Tramontana S, Bionaz M, Sharma A, Graugnard D E, Cutler E A, Ajmone-Marsan P, Hurley W L, Loor J J
Istituto di Zootecnica, Università Cattolica del Sacro Cuore, 29100 Piacenza, Italy.
J Dairy Sci. 2008 Aug;91(8):3057-66. doi: 10.3168/jds.2008-1164.

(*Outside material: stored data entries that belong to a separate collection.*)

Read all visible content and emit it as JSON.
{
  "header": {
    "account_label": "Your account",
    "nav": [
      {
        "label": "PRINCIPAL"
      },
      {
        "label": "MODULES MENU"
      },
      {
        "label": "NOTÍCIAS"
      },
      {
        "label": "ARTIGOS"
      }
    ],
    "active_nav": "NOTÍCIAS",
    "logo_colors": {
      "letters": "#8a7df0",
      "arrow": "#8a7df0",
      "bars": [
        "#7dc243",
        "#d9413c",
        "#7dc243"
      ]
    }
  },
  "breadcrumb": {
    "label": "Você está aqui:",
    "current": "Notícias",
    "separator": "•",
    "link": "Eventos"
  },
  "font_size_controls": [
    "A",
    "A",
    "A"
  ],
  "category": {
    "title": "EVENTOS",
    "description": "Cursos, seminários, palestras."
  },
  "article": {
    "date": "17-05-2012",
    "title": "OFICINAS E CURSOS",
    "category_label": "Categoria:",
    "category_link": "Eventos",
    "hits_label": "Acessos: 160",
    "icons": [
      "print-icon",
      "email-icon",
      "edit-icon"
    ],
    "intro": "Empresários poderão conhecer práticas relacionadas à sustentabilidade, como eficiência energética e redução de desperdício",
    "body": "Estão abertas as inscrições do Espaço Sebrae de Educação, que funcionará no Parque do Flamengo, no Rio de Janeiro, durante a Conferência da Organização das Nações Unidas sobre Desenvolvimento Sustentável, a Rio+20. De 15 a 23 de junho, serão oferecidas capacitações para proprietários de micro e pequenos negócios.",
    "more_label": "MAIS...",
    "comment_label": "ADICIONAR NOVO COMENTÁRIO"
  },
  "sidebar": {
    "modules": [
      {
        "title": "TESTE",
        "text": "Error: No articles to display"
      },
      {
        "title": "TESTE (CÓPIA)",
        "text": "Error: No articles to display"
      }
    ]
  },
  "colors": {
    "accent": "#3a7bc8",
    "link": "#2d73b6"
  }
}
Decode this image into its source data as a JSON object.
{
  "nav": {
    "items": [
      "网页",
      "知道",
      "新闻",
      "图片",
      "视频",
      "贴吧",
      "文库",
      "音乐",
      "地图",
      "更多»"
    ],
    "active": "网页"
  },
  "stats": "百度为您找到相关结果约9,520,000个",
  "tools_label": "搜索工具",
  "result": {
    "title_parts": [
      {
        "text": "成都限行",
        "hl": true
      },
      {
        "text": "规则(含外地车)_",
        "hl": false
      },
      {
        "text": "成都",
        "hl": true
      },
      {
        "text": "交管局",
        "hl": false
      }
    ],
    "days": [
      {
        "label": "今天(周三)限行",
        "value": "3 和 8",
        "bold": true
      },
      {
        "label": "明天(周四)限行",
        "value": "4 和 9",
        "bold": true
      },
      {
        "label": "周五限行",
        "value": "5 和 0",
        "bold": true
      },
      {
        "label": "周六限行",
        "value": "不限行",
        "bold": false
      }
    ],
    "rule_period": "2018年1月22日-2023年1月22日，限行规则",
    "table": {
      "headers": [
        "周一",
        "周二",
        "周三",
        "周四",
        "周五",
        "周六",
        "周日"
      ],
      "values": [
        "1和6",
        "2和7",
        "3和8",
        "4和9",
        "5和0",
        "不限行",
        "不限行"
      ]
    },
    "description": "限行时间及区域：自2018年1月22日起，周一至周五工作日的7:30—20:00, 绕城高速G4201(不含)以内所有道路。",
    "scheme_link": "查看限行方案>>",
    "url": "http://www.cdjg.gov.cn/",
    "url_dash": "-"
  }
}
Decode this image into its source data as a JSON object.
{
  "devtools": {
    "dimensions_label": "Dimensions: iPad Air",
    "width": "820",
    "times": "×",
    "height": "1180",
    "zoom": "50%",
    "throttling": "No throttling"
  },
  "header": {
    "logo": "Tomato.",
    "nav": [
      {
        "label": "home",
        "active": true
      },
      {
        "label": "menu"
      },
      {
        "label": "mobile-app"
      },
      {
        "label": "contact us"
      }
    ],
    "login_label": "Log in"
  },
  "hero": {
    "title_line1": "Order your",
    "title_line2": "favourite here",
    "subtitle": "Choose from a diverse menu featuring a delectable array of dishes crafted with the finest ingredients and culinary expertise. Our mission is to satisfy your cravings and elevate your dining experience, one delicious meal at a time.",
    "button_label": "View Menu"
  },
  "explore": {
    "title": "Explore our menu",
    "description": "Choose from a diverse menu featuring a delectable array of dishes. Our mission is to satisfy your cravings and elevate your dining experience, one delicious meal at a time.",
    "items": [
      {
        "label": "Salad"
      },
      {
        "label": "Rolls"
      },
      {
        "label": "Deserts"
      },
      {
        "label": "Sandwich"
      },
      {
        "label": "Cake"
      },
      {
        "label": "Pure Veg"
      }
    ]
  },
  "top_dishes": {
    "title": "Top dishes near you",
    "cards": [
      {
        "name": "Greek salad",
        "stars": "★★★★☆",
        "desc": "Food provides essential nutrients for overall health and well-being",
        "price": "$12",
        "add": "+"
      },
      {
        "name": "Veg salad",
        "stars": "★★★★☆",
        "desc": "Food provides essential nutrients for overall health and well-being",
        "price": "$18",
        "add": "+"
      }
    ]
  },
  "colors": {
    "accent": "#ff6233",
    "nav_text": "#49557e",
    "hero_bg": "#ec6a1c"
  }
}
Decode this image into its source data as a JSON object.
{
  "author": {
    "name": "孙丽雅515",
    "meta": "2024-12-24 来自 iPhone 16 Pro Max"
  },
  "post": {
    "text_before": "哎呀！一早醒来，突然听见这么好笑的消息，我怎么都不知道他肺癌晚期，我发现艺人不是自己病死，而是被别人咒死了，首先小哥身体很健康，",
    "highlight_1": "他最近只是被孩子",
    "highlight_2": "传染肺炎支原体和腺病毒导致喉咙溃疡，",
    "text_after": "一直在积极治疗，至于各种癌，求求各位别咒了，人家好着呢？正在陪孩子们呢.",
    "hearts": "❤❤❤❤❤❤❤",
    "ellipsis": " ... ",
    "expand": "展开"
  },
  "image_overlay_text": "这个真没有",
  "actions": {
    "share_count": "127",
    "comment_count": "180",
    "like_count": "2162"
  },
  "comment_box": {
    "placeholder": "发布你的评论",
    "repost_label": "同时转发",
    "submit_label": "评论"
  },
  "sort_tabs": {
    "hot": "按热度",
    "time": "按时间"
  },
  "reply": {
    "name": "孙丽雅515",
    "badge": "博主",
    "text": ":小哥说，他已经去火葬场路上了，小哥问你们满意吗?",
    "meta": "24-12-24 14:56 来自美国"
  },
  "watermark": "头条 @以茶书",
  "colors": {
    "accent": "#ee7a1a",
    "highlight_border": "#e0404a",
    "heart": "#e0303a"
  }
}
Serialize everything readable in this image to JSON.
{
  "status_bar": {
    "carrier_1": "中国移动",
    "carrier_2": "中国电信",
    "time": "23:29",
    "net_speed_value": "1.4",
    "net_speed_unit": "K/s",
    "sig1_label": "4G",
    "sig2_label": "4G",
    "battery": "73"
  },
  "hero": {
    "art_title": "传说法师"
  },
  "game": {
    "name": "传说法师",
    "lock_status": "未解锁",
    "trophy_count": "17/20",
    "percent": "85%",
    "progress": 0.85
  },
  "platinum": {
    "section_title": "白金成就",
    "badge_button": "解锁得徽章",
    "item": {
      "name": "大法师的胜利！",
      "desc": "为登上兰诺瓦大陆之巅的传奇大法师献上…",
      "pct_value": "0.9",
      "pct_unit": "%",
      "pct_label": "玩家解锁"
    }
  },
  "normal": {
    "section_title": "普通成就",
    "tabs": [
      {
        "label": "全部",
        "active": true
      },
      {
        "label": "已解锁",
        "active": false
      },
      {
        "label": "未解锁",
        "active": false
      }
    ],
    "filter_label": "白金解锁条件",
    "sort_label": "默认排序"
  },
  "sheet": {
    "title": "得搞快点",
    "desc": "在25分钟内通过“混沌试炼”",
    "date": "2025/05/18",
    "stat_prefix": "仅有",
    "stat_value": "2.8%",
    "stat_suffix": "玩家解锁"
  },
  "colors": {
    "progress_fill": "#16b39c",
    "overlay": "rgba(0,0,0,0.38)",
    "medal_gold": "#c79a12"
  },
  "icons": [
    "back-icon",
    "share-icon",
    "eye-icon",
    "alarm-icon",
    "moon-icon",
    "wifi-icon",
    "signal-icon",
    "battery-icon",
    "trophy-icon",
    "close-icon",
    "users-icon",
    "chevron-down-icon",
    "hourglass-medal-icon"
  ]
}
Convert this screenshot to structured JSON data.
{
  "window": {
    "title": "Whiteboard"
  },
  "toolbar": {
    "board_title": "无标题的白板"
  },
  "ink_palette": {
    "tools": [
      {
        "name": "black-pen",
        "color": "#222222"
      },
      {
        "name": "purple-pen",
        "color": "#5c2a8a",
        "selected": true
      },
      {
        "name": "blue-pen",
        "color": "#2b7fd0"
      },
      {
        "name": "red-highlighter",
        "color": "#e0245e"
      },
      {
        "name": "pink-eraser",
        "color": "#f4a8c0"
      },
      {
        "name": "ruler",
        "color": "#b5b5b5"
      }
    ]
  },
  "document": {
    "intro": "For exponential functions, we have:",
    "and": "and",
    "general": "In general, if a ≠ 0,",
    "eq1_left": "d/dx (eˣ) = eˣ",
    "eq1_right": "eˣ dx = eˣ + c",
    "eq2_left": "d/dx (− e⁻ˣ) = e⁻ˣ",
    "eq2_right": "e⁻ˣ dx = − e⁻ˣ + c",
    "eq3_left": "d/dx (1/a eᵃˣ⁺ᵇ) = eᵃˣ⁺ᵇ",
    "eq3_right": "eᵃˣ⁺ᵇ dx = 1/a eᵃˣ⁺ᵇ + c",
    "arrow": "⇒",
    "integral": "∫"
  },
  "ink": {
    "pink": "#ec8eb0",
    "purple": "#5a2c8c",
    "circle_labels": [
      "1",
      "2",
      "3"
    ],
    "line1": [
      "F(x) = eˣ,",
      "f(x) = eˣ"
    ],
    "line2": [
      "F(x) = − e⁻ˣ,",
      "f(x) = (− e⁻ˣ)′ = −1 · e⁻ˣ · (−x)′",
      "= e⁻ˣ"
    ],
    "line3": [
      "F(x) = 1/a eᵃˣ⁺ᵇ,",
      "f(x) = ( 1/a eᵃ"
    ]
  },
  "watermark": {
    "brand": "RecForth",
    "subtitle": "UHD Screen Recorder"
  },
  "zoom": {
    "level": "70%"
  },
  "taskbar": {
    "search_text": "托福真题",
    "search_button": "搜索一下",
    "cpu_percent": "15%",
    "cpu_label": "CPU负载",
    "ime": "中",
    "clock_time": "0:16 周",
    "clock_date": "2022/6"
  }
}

High-throughput microarray analysis is an efficient means of obtaining a genome-wide view of transcript profiles across physiological states. However, quantitative PCR (qPCR) remains the chosen method for high-precision mRNA abundance analysis. Essential for reliability of qPCR data is normalization using appropriate internal control genes (ICG), which is now, more than ever before, a fundamental step for accurate gene expression profiling. We mined mammary tissue microarray data on >13,000 genes at -34, -14, 0, 7, 14, 21, and 28 d relative to parturition in 27 crossbred primiparous gilts to identify suitable ICG. Initial analysis revealed TBK1, PCSK2, PTBP1, API5, VAPB, QTRT1, TRIM41, TMEM24, PPP2R5B, and AP1S1 as the most stable genes (sample/reference = 1 +/- 0.2). We also included 9 genes previously identified as ICG in bovine mammary tissue. Gene network analysis of the 19 genes identified AP1S1, API5, MTG1, VAPB, TRIM41, MRPL39, and RPS15A as having no known co-regulation. In addition, UXT and ACTB were added to this list, and mRNA abundance of these 9 genes was measured by qPCR. Expression of all 9 of these genes was decreased markedly during lactation. In a previous study with bovine mammary tissue, mRNA of stably expressed genes decreased during lactation due to a dilution effect brought about by large increases in expression of highly abundant genes. To verify this effect, highly abundant mammary genes such as CSN1S2, SCD, FABP3, and LTF were evaluated by qPCR. The tested ICG had a negative correlation with these genes, demonstrating a dilution effect in the porcine mammary tissue. Gene stability analysis identified API5, VABP, and MRPL39 as the most stable ICG in porcine mammary tissue and indicated that the use of those 3 genes was most appropriate for calculating a normalization factor. Overall, results underscore the importance of proper validation of internal controls for qPCR and highlight the limitations of using absence of time effects as the criteria for selection of appropriate ICG. Further, we showed that use of the same ICG from one organism might not be suitable for qPCR normalization in other species.
高通量微阵列分析是一种在生理状态下获得全基因组转录谱视图的有效方法。然而,定量PCR(qPCR)仍然是高精度mRNA丰度分析的首选方法。使用合适的内参基因(ICG)进行标准化是qPCR数据可靠性的关键,现在它比以往任何时候都更是准确基因表达谱分析的基本步骤。我们挖掘了27头杂交初产母猪在分娩前34、14、0、7、14、21和28天的乳腺组织微阵列数据,涉及超过13000个基因,以确定合适的ICG。初步分析显示,TBK1、PCSK2、PTBP1、API5、VAPB、QTRT1、TRIM41、TMEM24、PPP2R5B和AP1S1是最稳定的基因(样本/对照 = 1±0.2)。我们还纳入了先前在牛乳腺组织中被确定为ICG的9个基因。对这19个基因的基因网络分析确定,AP1S1、API5、MTG1、VAPB、TRIM41、MRPL39和RPS15A没有已知的共调控关系。此外,UXT和ACTB也被列入此列表,并通过qPCR测量这9个基因的mRNA丰度。在泌乳期间,这9个基因的表达均显著下降。在先前一项关于牛乳腺组织的研究中,稳定表达基因的mRNA在泌乳期间下降是由于高丰度基因表达大幅增加带来的稀释效应。为验证这种效应,通过qPCR评估了CSN1S2、SCD、FABP3和LTF等高丰度乳腺基因。测试的ICG与这些基因呈负相关,表明在猪乳腺组织中存在稀释效应。基因稳定性分析确定API5、VABP和MRPL39是猪乳腺组织中最稳定的ICG,并表明使用这3个基因最适合计算标准化因子。总体而言,结果强调了对qPCR内参进行适当验证的重要性,并突出了将无时间效应作为选择合适ICG标准的局限性。此外,我们表明,在一个生物体中使用的相同ICG可能不适用于其他物种的qPCR标准化。